Percorso tortuoso e probabilmente tempi lunghi per la nota risoluzione - presentata in commissione agricoltura del Senato dall'on. La Pietra, sulla quale in molti, da destra a sinistra, si sono tanto accapigliati per sostenerla quanto per lasciarla sprofondare poco dopo nel dimenticatoio, pressati forse dalla ricerca di soluzioni più sbrigative che tuttavia portano voti. Chissà chi l'avrà ispirata, questa risoluzione.
Certo è che è abbastanza circostanziata, anche se non pone abbastanza in luce alcuni aspetti del sistema gestionale del territorio italiano che invece necessiterebbero di migliore attenzione. Minimo, nella premessa, è infatti il cenno alla "mancata gestione delle specie all'interno delle aree protette", vera causa della proliferazione del cinghiale, insieme - bisogna dirlo - alla ormai rara presenza antropica in gran parte dell'Appennino, salvo appunto il benefico e unico apporto dei cacciatori, e non solo per la gestione del cinghiale.
D'altro canto, un bel branco di cinghiali, al sicuro durante il giorno all'interno dei confini di un parco (adesso ci si è messa anche la Presidenza della Repubblica che implicitamente ha denunciato un forte esubero nei parchi presidenziali), fa presto nelle scorrerie notturne a far fuori per esempio qualche decina di quintali di granturco maturo.
Siamo - dicono - il paese delle emergenze (sembra che rendano di più ai soliti noti), tanto che molti problemi non più rimandabili vengono risolti con l'abuso di decreti legge, invece che con soluzioni concertate con i cosiddetti portatori d'interesse.
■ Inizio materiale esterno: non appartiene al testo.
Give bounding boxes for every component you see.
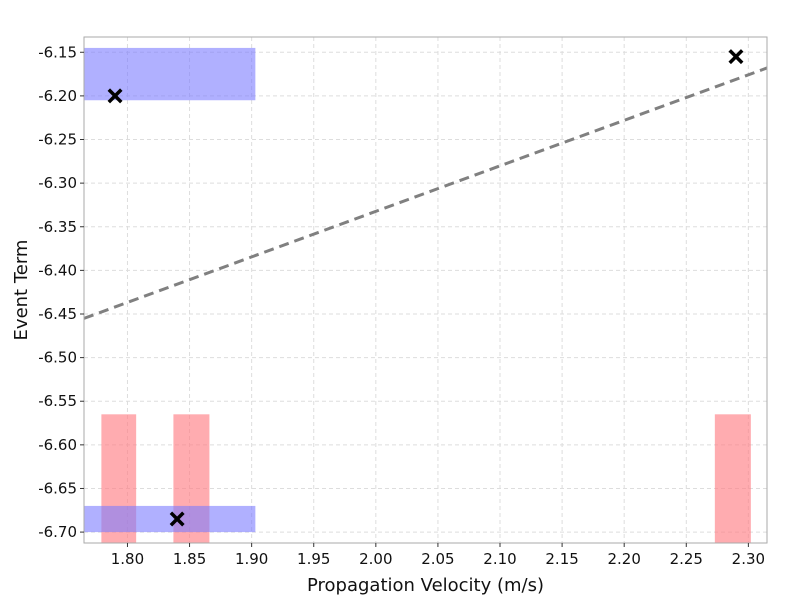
y-tick-label: -6.20 bbox=[38, 87, 77, 105]
x-axis-label: Propagation Velocity (m/s) bbox=[307, 575, 544, 596]
y-tick-label: -6.25 bbox=[38, 131, 77, 149]
y-tick-label: -6.40 bbox=[38, 261, 77, 279]
y-tick-label: -6.60 bbox=[38, 436, 77, 454]
data-points bbox=[107, 49, 744, 527]
x-tick-label: 1.95 bbox=[297, 550, 330, 568]
y-tick-label: -6.50 bbox=[38, 349, 77, 367]
x-tick-label: 2.30 bbox=[732, 550, 765, 568]
y-tick-label: -6.55 bbox=[38, 392, 77, 410]
y-tick-label: -6.70 bbox=[38, 523, 77, 541]
x-tick-label: 2.10 bbox=[483, 550, 516, 568]
x-tick-label: 1.85 bbox=[173, 550, 206, 568]
x-tick-labels: 1.80 1.85 1.90 1.95 2.00 2.05 2.10 2.15 2.20 2.25… bbox=[111, 543, 765, 568]
y-tick-labels: -6.15 -6.20 -6.25 -6.30 -6.35 -6.40 -6.45 -6.50… bbox=[38, 43, 84, 541]
x-tick-label: 1.80 bbox=[111, 550, 144, 568]
trend-line-group bbox=[83, 66, 768, 320]
vertical-band bbox=[714, 414, 751, 543]
trend-line bbox=[83, 66, 768, 320]
data-point-marker bbox=[728, 49, 744, 65]
x-tick-label: 2.20 bbox=[607, 550, 640, 568]
x-tick-label: 2.05 bbox=[421, 550, 454, 568]
plot-frame bbox=[83, 36, 768, 544]
x-tick-label: 2.15 bbox=[545, 550, 578, 568]
y-axis-label: Event Term bbox=[11, 240, 32, 341]
data-point-marker bbox=[107, 88, 123, 104]
y-tick-label: -6.35 bbox=[38, 218, 77, 236]
y-tick-label: -6.30 bbox=[38, 174, 77, 192]
y-tick-label: -6.45 bbox=[38, 305, 77, 323]
y-tick-label: -6.65 bbox=[38, 479, 77, 497]
x-tick-label: 2.00 bbox=[359, 550, 392, 568]
x-tick-label: 1.90 bbox=[235, 550, 268, 568]
horizontal-band bbox=[84, 505, 256, 533]
y-tick-label: -6.15 bbox=[38, 43, 77, 61]
data-point-marker bbox=[169, 511, 185, 527]
x-tick-label: 2.25 bbox=[670, 550, 703, 568]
Poi c'è l'equivoco di fondo. Si continua a girare intorno al "danno", facendo finta che l'obiettivo non sia invece quello della "risorsa". Cacciatori e agricoltori ben lo sanno, ma ci si perde su discussioni che si limitano alla questione delle competenze: squadre di cinghialai, selettori, agricoltori, filiere della carne. E fin che va così, gli ambientalisti si limitano a denunciare chi tira in ballo, invece del cinghiale, il lupo, che se si procede di questo passo (senza decidere) sicuramente inciderà molto più degli ungulati sulle economie rurali. Anche perchè, mentre l'Europa autorizza piatti a base di tarme della farina, la carne di lupo (o ibridato col cane randagio che sia) non credo faccia gola a nessuno, da queste parti. Non si capisce poi come si farà - seguendo le indicazioni della risoluzione - a reintrodurre il "tipico" cinghiale maremmano, quando dagli ultimi rapporti si parla di due forse tre milioni di cinghiali sul territorio, ormai frutto di accoppiamenti con tutto quello con cui c'era da accoppiarsi, scrofe di large white e cinta senese comprese.
Non parliamo poi di certe soluzioni, come quella di recintare campi e pascoli. Avete un'idea di cosa costerebbe a un paese dissestato finanziariamente come il nostro, mettere al sicuro prosciutti, bresaole, fiorentine, barolo e brunello e Senatore Cappelli da lupi, cinghiali e caprioli? Senza contare gli storni che fanno man bassa di olive, ciliege e altri frutti.
Insomma, abbiamo capito dalle grancasse dei media che c'è un'emergenza, ma non siamo convinti che gli strumenti prospettati possano risolvere il vero problema degli squilibri nel rapporto fauna selvatica (troppa o troppo poca) e territori. Almeno fino a quando si continuerà con le solite ipocrisie dell'ambientalismo nostrano che ha ormai condizionato l'opinione pubblica e tutte le forze politiche. Da qui in avanti, non servirà più nascondere la polvere sotto il tappeto e additare la caccia come comodo capro espiatorio. Si dovrà aguzzare l'ingegno alla ricerca di vere soluzioni, non ultima quella di ripensare anche questa agricoltura, che non dico di Columella, ma nemmeno di Giuseppe Medici ha conservato alcunchè.
Alessio Corsaro
Note: Lucio Giunio Moderato Columella, vissuto nel primo secolo dopo Cristo, scrisse il primo trattato di agricoltura (De re rustica). Giuseppe Medici, professore universitario e parlamentare, fu Ministro dell'Agricoltura nel 1954 e sostenitore della riforma agraria dell'ultimo dopoguerra.